In 1562, Flemish artist Pieter Bruegel the Elder completed a painting called The Triumph Of Death. In this panoramic landscape the sky is blotted out by black smoke; ships and dead fish litter the ocean shore; and an army of skeletons experiment with myriad death techniques. The living are badly outnumbered and the variety of fated tortures seems endless. There is little room for whimsy in this tableaux.
Over 200 years earlier, a nasty plague, commonly known as the Black Death, left a cruel and massive mark on european civilization, wiping out half of Europe’s total population. This was a quiet pervasion of death - an invisible pathogen carried by herds of tired rats. This plague triggered a series of social and economic upheavals with profound effects on the history of medieval Europe, guiding its survivors into the sort of self-inflicted darkness pictured by the Elder Bruegel.

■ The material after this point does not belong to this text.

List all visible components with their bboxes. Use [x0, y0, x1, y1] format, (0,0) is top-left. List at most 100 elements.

Looking back at this historical trajectory, Peter Burr, Mark Fingerhut, and Forma have created a spiraling inter-dimensional narrative aptly titled DESCENT - a meditation on one of humanity’s blackest hours. Taking the form of a desktop application, descent.exe gives the user a brief glimpse of a world descending into darkness - an unrelenting plague indifferent to the struggles of the user. There is a silver lining, however, tucked into the software’s final sweep. An equanimous watcher, reduced to a single eye, looks on as the plague of rats that has infested your desktop destroys itself.